Natural gas futures hovered in a narrow but positive range to launch trading Wednesday, with bulls focused on late August heat, lower production, and forecasts for an anemic storage print.
Following a 4.1-cent loss the prior session – the first decline in six days -- the September Nymex gas futures contract was up 3.6 cents to $2.184/MMBtu as of about 8:40 a.m. ET.
NatGasWeather said national demand would likely be “moderate” through the current trading week “due to comfortable temperatures across much of the northern half of the U.S.” Yet the southern half of the country “will be very warm to hot with highs of 90s-100s.”

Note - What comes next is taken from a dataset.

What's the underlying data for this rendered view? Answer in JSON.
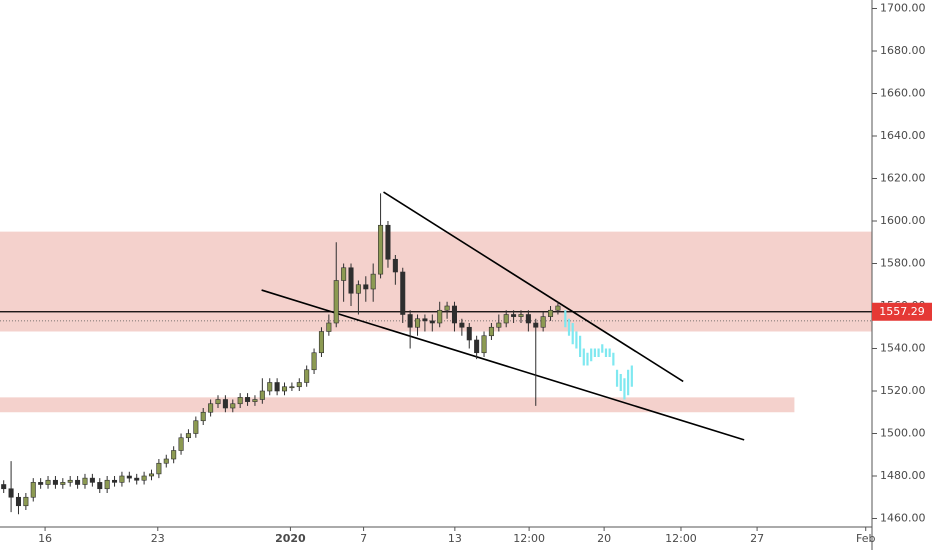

The firm’s outlook called for “hot high pressure to expand over the interior U.S. late in the week through early next week with highs of upper 80s to 100s for strong national demand.”
Tropical Storm Ernesto was also gathering momentum in the Atlantic Ocean. It was expected to strengthen into a hurricane, although it was “favored to make a northward turn toward Bermuda, while remaining well offshore” of the East Coast, NatGasWeather said.

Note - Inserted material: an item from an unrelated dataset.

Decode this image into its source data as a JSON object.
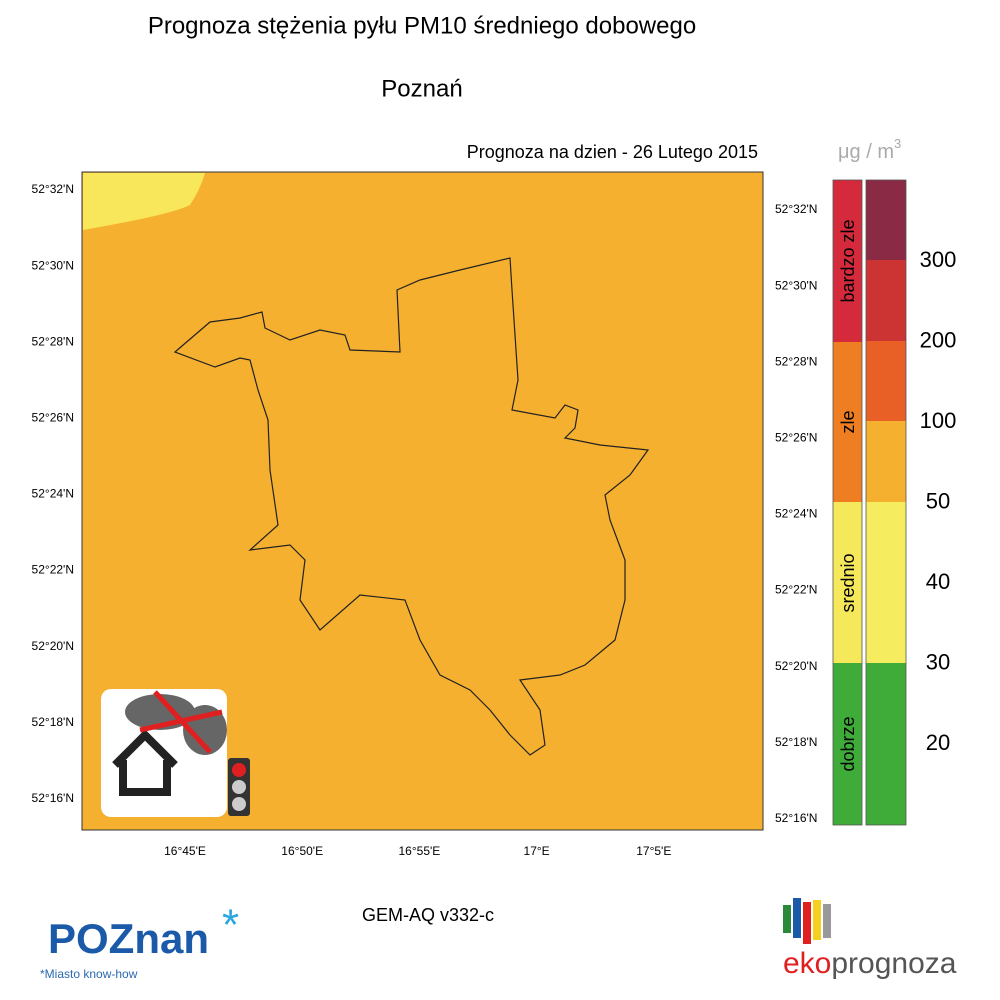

The firm chalked up Tuesday’s loss in part to profit-taking after the bull run that spanned most of last week and the start of the current trading period. Lower LNG volumes also had an impact.
Liquefied natural gas demand hovered around 12 Bcf/d on Wednesday, according to Wood Mackenzie. That was down from August highs above 13 Bcf/d.
Gelber & Associates analysts said Sabine Pass LNG was “primarily responsible” for the decline. “The terminal has dropped low enough in recent days to suggest that an entire train may be offline.”
Meanwhile, the recent rally was fueled by lower production estimates and expectations for a slim print with Thursday’s Energy Information Administration (EIA) storage report.
Wood Mackenzie estimated production was 100.6 Bcf/d on Wednesday, down from the 30-day average of 102 Bcf/d.
Flow data “out of Appalachia indicates that the region is still the culprit for recent weakness in production,” the Gelber analysts said. If levels were to “remain stagnant there well beyond expected maintenance timelines, it may indicate that producers have made more permanent cuts to output.”
For the EIA print covering the week ended Aug. 9, NGI modeled a 1 Bcf build. That is far from the 43 Bcf five-year average. Preliminary estimates submitted to Reuters ranged from a withdrawal of 8 Bcf to an injection of 30 Bcf, with an average increase of 19 Bcf.
As of Aug. 2, natural gas in storage totaled 3,270 Bcf, which put stocks 15% above the five-year average. That surplus has declined from a 2024 high of 40% in March. Yet it remains elevated with the market entering the final stretch of summer.
“With Thursday's report having the potential to print a draw, this is likely to lead to volatile trade as major players position ahead of it,” NatGasWeather said.